I can't seek them out in a physical way either. I was stupid back then, but that comes with being young and unsure of oneself. We make more mistakes than anything else. I know this person understands that and can read between the lines. But it didn't work out the way I presumed when I reached out. It's either, they have no idea I spoke up or they're ignoring me on purpose. You're in my head, and you don't need to be.


Jan 8, 2015:

I think we write to understand what it is to be human, to understand each other as individuals, and because we need stories, and diverse ones above all. We need flawed characters, real, breathing characters.

Characters who are layered and complicated. I really don't believe plots need to have eighty-thousand twists, be filled with drama and action every other breath, or so convoluted that you have 800 pages of notes, while not a single word of the actual STORY draft has been written. No. We need simple, concise plotting and complicated character. We need the real humanness, even inside a weird universe. I know that those stories keep me going, and keep me happy, and I can't be alone in the sentiment.


October 15, 2017:

I think about the political divide a lot, and how I consciously close myself off from family members who don't share my views—whether or not it's a good thing to do. I think it's more or less a natural reaction because you don't want to waste yourself on people who actually believe you're garbage because you support something they don't. If you talk to them, opposing views will inevitably come up, and then that's who the person becomes to you—someone who thinks you're trash, and you think they're trash because they support (in your mind) disgusting ideas or people. So how the fuck do you talk to people then? Do you only talk to and get close to those who align with your own politics?

Some think it's inhumane to categorize everyone or ban them from your life because of what they believe, since people aren't just their politics, etc. It really seems like some people are, though. Just some. When they post meme after meme of [Insert Party Here] sucks, or they take a jab at something you can't change, like your sexuality or race, and they do this day after day, you start forming a resolute image of them in your mind. You don't think of them as a good person anymore, and least of all someone you'd like to get to know.

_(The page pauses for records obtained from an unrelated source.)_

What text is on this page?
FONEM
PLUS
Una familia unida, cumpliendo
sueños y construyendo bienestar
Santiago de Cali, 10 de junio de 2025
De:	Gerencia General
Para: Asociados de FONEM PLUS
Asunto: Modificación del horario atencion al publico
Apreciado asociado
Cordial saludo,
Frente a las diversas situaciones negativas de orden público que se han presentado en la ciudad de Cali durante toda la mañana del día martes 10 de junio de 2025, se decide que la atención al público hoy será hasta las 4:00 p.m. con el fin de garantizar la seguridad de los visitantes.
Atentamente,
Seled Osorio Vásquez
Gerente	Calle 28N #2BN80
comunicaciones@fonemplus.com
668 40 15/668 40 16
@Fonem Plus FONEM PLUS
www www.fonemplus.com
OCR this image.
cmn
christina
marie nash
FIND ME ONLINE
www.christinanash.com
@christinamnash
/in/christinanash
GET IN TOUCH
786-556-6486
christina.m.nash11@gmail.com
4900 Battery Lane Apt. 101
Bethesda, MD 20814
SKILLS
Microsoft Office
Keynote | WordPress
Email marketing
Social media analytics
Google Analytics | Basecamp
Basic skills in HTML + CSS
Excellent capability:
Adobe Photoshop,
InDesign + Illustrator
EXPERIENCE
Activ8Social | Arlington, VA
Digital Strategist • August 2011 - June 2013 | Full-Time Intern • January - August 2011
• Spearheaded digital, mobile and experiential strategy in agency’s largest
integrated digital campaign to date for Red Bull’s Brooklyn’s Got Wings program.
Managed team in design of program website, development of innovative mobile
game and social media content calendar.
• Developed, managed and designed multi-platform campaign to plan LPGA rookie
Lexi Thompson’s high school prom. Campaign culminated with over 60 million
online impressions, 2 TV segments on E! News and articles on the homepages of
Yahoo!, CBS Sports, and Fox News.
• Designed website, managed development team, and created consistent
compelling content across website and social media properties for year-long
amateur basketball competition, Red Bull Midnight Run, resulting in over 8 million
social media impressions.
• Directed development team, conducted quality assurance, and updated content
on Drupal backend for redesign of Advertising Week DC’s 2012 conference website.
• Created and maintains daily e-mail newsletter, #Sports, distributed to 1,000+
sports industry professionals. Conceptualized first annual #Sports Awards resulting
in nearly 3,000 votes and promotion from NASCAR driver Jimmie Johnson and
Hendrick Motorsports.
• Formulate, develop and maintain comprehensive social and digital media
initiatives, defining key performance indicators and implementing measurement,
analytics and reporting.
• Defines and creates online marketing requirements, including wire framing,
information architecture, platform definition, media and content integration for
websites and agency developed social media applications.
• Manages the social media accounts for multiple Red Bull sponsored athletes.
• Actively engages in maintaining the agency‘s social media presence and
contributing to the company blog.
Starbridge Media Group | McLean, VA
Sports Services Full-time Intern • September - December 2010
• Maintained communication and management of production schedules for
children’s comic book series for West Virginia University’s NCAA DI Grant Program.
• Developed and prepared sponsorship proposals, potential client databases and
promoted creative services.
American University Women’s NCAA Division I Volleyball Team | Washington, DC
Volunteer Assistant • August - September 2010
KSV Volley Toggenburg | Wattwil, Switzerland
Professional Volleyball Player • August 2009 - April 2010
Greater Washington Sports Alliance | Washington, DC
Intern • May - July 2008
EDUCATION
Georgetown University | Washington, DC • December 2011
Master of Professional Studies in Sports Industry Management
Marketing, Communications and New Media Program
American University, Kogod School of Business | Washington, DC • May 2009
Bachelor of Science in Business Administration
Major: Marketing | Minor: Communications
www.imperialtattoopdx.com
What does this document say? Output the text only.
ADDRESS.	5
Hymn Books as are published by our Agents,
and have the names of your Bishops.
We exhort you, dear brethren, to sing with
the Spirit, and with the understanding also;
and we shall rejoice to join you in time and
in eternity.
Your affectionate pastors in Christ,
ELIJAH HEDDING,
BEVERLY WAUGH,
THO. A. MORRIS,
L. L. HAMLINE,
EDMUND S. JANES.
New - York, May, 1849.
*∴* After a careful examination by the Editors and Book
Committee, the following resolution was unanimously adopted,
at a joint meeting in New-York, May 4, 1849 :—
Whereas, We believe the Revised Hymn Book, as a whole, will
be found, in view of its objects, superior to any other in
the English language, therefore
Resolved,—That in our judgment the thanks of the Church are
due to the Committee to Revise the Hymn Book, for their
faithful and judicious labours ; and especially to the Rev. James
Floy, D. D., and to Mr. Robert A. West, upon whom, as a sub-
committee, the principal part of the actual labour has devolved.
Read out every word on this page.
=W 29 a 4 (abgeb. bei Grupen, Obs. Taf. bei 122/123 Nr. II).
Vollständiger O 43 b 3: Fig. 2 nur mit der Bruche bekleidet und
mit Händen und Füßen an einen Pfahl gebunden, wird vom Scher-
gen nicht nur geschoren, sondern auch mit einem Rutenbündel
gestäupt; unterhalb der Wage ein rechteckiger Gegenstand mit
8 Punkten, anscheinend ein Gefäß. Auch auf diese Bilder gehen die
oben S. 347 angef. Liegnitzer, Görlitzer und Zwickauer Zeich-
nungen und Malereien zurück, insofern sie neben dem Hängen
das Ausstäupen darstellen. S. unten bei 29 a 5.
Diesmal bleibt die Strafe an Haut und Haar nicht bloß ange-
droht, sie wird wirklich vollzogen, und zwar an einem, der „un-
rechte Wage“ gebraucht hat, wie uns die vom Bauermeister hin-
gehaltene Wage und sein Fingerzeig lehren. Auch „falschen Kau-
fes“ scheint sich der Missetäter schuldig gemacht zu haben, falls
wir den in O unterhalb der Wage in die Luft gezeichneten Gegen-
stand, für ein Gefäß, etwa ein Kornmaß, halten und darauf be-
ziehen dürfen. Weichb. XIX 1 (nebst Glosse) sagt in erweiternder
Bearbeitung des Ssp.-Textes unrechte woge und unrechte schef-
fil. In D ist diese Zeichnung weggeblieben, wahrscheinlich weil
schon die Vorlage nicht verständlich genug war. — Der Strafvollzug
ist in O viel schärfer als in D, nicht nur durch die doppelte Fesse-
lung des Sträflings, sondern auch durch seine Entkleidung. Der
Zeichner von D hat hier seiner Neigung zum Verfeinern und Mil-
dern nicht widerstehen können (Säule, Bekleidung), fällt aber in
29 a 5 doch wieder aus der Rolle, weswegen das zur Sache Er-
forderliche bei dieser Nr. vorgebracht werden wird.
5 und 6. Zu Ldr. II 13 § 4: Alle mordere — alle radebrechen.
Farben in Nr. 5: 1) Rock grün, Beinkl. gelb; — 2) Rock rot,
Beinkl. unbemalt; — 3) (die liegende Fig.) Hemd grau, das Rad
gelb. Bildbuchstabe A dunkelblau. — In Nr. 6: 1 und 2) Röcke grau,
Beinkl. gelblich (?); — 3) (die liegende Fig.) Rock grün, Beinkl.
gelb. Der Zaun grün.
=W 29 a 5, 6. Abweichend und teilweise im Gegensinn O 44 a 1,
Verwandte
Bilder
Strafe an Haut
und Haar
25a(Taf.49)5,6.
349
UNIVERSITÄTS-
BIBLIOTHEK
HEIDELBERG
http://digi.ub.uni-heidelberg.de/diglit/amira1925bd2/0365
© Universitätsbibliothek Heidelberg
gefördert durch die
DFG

But then I think these views seem to be contained to Facebook or other social media, and they only feel safe to talk about them behind a screen. OR when they've had a few drinks and feel like getting into an argument for the sake of it. Is it in the hopes of 'reforming' you, or do they just feel so deeply about their beliefs that they can't keep them in anymore? We should all be free to have our own beliefs of course, but telling people how to feel about others, especially if they say things that enrage or disgust you and to just 'get over it and get along with them' is wrong.

You actually don't have to get along with everyone. You don't have to let everyone in. If certain people are bad for you, why should you let them in? The thing is, I don't believe in having people around me that will make me hate being alive or feel ashamed of who I am. I'm a woman, gay, and physically disabled. I'll never want right-wing republicans around me who post memes about how I'll eventually burn in eternal hellfire, no matter how sweet they've been to me in person.

They don't want my liberal, homosexual feminism around them either, so it's a win-win. Yeah, I could be the kind of person who befriends everyone regardless of what they believe, because maybe this type of thinking feels like I'm being too selective. But really, at the end of the day you want people who you don't have to walk on eggshells around, people who are supportive and people you can whole-heartedly support.